While simple, at least initially, this mechanic feels unique and refreshing and the satisfaction gained from devising your plan — rearranging signs and drawing lines from door to door and ladder to ladder with your cursor — before regaining control of your stick-person and executing your planned path is gratifying.
Mind the Gap
After working your way through a handful of the puzzles, some simple platforming sections connecting each, The Pedestrian begins to build on its core mechanics and in turn, the purpose of your journey becomes increasingly apparent. Having escaped the warehouse where you were conceived, you find yourself on a large sign amidst a gloomy subway. Sticky notes dotted around its circumference point to a number of paths that tangent off from this hub, while a modified Game Boy, adorned with tape and circuit boards, sits below, wired up to the sign itself.
Each path presents its own isolated cluster of signs, with an essential progression item, be it a crate, a key, or, most importantly, a component to further modify your Frankensteinian device, sitting somewhere within for you to reach and retrieve. The non-linearity these hubs provide often let you approach their selection of puzzle areas in whichever order you choose, lending a welcome sense of freedom to an experience otherwise constricted by the claustrophobic squares and rectangles it plays out on.
While The Pedestrian maintains this methodical structure of exploring hubs and gathering components throughout the majority of its eight stages, it ensures puzzles and pacing alike never wane, iterating on its singular sign-based mechanic in several smart ways. An excellent original score that features an eclectic mix of jazz, ambient, and eastern European music also helps the game’s pacing while conjuring a comforting, Pixar-esque tone that offsets any fleeting frustrations its puzzles may cause.

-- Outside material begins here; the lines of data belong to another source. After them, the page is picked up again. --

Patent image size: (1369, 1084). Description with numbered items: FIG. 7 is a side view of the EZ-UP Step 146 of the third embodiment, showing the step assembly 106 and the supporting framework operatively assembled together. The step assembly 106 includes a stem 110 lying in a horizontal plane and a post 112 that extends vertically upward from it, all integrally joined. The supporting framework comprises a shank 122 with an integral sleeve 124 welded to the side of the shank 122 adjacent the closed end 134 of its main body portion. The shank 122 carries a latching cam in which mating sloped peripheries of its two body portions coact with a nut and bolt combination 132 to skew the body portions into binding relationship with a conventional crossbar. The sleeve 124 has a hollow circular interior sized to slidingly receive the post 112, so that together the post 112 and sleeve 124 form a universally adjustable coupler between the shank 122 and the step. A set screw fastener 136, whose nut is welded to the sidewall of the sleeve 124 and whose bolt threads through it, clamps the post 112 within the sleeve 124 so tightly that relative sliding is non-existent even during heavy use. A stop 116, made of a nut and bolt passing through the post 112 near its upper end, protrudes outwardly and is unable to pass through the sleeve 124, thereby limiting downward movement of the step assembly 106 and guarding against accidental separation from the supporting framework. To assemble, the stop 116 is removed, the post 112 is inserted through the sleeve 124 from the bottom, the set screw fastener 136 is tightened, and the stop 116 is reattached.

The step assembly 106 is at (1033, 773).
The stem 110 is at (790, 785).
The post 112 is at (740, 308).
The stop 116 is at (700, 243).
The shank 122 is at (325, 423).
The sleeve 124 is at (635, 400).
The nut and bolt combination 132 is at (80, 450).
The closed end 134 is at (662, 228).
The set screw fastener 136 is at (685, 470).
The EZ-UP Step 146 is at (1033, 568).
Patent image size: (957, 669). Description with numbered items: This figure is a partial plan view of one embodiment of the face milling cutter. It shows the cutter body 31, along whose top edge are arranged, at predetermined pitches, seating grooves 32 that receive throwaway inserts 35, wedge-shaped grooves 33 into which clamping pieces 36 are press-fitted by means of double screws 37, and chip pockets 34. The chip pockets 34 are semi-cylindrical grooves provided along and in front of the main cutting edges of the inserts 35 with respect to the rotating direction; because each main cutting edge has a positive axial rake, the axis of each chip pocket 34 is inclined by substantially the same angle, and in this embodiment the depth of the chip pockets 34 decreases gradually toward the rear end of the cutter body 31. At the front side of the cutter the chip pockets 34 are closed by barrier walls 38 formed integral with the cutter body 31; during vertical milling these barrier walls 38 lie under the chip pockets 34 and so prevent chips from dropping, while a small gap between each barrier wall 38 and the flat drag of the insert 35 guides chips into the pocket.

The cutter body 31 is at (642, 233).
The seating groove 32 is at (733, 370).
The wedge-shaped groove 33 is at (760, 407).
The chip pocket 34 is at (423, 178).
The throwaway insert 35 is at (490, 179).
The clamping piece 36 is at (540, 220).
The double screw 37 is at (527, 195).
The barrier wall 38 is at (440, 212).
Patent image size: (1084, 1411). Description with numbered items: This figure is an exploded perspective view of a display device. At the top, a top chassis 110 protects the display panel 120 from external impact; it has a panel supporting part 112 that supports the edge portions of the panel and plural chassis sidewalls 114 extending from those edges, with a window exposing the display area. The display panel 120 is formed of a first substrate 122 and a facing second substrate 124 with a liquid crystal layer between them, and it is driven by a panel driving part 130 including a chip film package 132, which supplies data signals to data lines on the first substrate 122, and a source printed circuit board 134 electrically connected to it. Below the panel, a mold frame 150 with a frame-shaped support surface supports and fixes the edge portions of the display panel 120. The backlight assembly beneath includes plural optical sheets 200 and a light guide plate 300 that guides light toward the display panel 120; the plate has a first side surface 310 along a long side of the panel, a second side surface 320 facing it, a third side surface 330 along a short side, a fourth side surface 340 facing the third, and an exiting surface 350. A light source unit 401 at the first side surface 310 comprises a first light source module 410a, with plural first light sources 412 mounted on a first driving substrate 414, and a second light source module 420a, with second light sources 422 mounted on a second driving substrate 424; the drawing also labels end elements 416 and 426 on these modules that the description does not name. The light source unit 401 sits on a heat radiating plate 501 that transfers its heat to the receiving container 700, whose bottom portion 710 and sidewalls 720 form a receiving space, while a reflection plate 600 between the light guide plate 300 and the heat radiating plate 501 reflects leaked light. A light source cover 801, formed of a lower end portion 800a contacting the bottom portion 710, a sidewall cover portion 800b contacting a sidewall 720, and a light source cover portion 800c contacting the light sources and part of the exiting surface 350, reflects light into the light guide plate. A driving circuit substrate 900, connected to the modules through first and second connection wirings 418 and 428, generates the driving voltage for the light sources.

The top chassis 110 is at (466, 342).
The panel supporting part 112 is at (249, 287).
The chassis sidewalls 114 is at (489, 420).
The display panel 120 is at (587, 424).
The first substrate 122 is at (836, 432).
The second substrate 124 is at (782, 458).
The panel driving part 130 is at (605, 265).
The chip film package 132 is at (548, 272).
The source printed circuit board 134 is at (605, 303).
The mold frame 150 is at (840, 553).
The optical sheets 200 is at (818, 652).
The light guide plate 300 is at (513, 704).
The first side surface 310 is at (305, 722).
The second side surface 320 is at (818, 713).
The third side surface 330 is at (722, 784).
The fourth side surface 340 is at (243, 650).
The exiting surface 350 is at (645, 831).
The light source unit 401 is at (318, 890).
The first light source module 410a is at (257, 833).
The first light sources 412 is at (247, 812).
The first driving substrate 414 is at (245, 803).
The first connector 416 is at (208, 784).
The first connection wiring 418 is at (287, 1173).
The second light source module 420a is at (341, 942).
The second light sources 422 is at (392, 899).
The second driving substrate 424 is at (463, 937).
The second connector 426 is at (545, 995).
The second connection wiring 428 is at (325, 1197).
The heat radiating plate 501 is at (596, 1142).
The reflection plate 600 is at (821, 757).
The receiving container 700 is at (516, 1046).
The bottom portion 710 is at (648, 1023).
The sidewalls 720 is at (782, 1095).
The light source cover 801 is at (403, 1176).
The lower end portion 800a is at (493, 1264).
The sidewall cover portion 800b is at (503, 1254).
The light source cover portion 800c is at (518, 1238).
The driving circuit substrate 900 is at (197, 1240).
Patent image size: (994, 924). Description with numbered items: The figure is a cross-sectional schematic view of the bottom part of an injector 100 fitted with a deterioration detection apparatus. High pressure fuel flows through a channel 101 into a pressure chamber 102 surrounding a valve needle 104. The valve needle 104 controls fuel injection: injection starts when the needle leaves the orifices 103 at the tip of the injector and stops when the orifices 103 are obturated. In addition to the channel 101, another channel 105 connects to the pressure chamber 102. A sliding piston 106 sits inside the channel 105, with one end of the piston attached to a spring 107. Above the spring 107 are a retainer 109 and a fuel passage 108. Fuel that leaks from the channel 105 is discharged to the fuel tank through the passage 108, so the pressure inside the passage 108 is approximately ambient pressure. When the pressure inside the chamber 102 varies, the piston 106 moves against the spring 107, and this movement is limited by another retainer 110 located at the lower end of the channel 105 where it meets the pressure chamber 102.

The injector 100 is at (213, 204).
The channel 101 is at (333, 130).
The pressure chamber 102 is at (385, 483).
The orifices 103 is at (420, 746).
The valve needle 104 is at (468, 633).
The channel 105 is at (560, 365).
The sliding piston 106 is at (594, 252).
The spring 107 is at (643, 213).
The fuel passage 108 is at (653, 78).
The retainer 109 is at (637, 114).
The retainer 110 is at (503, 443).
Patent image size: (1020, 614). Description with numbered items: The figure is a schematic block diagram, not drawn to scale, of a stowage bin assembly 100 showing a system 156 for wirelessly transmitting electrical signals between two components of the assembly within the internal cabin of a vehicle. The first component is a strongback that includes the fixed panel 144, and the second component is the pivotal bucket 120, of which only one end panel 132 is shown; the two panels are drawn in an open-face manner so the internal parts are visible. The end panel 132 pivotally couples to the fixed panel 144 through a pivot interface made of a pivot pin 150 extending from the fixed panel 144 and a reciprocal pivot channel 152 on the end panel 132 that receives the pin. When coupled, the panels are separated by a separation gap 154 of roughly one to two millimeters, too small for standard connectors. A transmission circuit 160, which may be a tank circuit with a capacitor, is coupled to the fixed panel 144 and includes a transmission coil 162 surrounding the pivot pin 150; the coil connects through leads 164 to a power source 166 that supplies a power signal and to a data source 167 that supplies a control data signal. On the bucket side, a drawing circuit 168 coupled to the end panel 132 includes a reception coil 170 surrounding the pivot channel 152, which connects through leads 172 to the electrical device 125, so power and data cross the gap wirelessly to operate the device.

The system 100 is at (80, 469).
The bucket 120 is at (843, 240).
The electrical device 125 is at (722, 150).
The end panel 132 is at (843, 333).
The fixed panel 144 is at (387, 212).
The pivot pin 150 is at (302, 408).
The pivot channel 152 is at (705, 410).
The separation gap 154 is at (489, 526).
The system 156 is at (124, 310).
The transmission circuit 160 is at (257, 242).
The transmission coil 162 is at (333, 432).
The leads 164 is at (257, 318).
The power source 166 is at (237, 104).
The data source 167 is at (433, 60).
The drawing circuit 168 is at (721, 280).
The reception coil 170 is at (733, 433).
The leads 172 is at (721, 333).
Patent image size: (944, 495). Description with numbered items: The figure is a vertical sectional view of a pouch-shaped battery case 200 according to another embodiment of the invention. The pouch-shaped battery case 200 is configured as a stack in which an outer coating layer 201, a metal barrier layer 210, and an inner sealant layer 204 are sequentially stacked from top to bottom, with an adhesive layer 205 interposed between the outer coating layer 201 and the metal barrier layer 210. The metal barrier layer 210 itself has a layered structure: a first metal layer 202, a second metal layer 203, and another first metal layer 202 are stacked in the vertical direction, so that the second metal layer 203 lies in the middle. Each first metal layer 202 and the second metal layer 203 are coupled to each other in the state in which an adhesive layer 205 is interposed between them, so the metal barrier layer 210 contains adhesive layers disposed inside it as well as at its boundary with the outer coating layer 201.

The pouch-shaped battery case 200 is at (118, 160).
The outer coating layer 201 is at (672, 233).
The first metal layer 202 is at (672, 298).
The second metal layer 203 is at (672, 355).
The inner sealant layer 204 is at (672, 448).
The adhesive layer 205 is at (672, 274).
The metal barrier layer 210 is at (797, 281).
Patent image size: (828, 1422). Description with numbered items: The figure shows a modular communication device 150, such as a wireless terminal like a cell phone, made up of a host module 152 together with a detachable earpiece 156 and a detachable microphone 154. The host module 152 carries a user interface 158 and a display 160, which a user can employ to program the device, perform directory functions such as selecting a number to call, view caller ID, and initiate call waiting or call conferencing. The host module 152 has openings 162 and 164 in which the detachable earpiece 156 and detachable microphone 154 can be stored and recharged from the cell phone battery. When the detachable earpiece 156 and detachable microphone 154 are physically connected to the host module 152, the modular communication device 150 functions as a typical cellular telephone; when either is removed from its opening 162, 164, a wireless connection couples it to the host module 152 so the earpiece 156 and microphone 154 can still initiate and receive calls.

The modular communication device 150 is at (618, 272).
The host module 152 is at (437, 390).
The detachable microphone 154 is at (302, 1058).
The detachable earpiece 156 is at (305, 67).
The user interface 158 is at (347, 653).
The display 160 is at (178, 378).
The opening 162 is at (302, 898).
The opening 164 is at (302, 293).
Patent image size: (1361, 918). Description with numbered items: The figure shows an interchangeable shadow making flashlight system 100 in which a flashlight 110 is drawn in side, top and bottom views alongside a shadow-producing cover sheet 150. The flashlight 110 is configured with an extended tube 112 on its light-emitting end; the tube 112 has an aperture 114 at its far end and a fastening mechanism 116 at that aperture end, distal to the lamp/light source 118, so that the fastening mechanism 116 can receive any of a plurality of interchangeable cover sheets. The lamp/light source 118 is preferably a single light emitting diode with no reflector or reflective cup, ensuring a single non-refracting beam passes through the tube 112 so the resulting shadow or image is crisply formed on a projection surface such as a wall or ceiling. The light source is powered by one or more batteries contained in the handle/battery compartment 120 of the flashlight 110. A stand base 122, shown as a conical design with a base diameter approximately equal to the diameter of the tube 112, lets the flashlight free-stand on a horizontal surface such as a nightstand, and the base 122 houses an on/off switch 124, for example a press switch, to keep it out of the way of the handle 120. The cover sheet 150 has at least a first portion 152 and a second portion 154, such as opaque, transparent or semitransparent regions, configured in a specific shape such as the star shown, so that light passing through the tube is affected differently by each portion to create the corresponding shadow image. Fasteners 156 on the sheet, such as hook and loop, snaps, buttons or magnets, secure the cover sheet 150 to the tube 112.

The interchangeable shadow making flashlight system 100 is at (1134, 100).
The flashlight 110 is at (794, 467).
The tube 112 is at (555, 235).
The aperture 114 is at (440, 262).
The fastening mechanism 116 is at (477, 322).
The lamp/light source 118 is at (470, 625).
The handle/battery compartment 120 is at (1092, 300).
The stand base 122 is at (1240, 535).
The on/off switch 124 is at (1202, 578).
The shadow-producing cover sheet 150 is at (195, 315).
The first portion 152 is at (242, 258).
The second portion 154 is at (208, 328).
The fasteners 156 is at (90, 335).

Laser beams and sawblades, which turn the phrase “hazard sign” quite literal, add a level of danger for your little stick-person to avoid, requiring careful platforming and diligent use of crates and barriers to keep them from harm. The addition of different types of signs introduces extra layers of complexity, changing the way you interact with and arrange the signs themselves.
Initially, signs sporting archways are introduced which allow you to jump through one sign and onto another behind it. Subsequent stages maintain and multiply both hazards and archways while compounding this challenge further. In the game’s latter half, puzzles have you connecting electrical circuits, painting signs yellow to the counter the effects of the reset mechanic, and even intentionally dying and resetting sections of a puzzle several times to open up new paths and approaches.
Not only do these later stages foster a growing sense of cooperation between your disembodied cursor and the running, jumping stick-person it commands, but they successfully unite their respective worlds. The 3D world that acts as a backdrop for The Pedestrian’s 2D puzzle-platforming is nicely rendered; detailed, varied environments and good use of lighting give it a presence that does well to immerse you but it often feels like little more than set dressing.
Thankfully, the game’s final few areas, including a vibrant, neon-soaked rooftop — perhaps the game’s most visually arresting section — links these two planes, culminating in one last surprise that further twists the formula and makes for some of the game’s most engaging, albeit underutilised, puzzles. While the game does concede some rather inconsequential fragments of narrative during this climax, The Pedestrian’s story functions to provide a necessary level of context to your actions and is by no mean detrimental its excellent gameplay and level design.
At roughly 4-6 hours long — depending on just how perplexed you are by some of its tougher puzzles — The Pedestrian is a short, sweet, and thoroughly smart puzzle game that explores and iterates upon its unique premise to great effect.